People ask me when I knew my nightmare was over. This is a tough question. There were hints. The smell of popcorn. A baggie filled with my dog's poop that I'd dutifully collected during one of our long walks. I told myself to get a grip and stop imagining things. Only a few anosmics who lose their sense of smell get their smell function back.
It was a one-of-a-kind smell, an odor whose presence you can't possibly make up, that finally convinced me that I was one of the lucky ones. I caught a faint whiff of catmint as I was weeding my garden. It sideswiped me from a distant corner of the yard. It was unmistakable: astringent, soapy, with just a trace of licorice.
The doctor confirmed the amazing news. Zicam had destroyed most of my olfactory receptor sheet but not all of it. Enough stem cells remained to grow new cells. Neurogenesis, as this miracle of rejuvenation is called, was believed to occur only in the olfactory system until quite recently, when scientists discovered that baby neurons elsewhere in the brain quickly die, especially as we age. Now scientists are exploring ways those baby neurons might be coaxed to stay alive and prevent or repair the damage caused by disease and brain injuries.

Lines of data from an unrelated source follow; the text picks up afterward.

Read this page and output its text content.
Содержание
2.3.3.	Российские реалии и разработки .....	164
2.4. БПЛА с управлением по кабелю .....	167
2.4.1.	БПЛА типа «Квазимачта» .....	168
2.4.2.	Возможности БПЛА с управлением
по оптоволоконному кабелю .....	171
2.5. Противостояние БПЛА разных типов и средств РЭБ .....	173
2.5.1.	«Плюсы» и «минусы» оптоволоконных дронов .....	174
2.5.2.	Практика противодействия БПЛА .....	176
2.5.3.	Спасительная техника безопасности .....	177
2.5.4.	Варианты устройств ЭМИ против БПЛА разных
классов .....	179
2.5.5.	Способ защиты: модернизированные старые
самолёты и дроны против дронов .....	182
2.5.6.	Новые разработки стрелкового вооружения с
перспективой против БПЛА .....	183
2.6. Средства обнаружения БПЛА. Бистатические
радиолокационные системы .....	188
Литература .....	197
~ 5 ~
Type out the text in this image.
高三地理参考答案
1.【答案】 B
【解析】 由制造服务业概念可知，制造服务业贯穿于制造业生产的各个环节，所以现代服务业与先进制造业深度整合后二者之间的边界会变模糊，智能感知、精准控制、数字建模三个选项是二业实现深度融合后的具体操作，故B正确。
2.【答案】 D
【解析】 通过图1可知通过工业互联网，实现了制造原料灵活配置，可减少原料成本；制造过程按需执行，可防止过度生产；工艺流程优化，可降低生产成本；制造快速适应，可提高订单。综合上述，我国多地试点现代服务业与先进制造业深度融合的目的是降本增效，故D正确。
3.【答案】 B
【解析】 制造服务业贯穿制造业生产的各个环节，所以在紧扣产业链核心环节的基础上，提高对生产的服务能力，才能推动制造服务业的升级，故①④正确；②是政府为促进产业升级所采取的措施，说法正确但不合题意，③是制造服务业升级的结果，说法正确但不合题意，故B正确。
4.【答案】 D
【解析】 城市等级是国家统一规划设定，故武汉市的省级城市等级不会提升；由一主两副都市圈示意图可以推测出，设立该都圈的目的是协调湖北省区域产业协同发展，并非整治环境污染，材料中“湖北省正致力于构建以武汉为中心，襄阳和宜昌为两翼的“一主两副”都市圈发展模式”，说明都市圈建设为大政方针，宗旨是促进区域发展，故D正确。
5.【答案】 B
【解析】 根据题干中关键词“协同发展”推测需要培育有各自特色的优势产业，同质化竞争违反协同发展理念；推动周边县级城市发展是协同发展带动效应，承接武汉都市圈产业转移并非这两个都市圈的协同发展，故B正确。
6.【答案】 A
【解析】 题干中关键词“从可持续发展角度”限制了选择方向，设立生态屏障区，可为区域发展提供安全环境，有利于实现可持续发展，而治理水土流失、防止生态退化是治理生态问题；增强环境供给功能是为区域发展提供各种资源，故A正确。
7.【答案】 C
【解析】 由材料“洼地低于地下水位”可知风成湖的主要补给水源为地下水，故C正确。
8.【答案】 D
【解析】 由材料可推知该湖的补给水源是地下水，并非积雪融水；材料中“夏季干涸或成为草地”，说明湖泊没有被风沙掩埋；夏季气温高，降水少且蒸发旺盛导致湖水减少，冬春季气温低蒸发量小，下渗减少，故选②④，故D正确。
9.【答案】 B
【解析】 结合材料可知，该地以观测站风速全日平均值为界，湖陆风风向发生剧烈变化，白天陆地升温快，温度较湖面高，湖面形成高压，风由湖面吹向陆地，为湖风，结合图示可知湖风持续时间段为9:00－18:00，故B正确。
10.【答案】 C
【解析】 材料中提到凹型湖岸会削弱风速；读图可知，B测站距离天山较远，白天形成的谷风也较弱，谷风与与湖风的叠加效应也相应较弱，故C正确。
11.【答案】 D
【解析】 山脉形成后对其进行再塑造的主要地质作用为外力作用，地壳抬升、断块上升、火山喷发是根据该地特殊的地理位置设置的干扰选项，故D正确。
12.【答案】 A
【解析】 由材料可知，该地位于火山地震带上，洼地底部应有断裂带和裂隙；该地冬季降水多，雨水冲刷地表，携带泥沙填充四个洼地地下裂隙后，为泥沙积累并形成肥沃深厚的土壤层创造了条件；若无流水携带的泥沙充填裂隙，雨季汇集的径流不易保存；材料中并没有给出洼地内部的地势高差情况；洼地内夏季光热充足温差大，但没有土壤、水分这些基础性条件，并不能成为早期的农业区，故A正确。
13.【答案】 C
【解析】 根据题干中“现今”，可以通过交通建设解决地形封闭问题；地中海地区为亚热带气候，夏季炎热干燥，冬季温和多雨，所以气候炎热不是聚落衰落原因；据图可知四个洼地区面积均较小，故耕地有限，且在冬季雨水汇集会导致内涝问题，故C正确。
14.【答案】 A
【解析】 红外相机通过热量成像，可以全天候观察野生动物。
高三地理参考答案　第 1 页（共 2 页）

Olfaction is playing a lead role in this effort, and so is the aforementioned fruit fly, whose very simplicity allows scientists to perform the kind of experiments that offer straightforward, unequivocal answers. Smelling is still largely a mystery to science. It has been called the next frontier. In 2004 a Nobel Prize was awarded to the pair of geneticists who found the genes for smell in 1991. Hearing and sight have long since been figured out. But smell, so ancient, is more interwoven with thinking and feeling than any other sense.
It's my hope that we will understand it better scientifically and emotionally, not just because it is a profound connection to our past, but also for the benefit of those who have to go on with their lives as if this grievous loss were no big deal.
Every day as I sniff the damp iron soil in my garden, the lovely, sweet-smelling clematis jasmine vines, the acrid dwarf spruce and spicy junipers, and, of course, the catmint, I remind myself of how lucky I am -- and that this pleasure so often overlooked even by gardeners is still missing from someone else's world.
Bonnie Blodgett is a garden writer and the author of "Remembering Smell: A Memoir of Losing -- and Discovering -- the Primal Sense." She lives in Minnesota.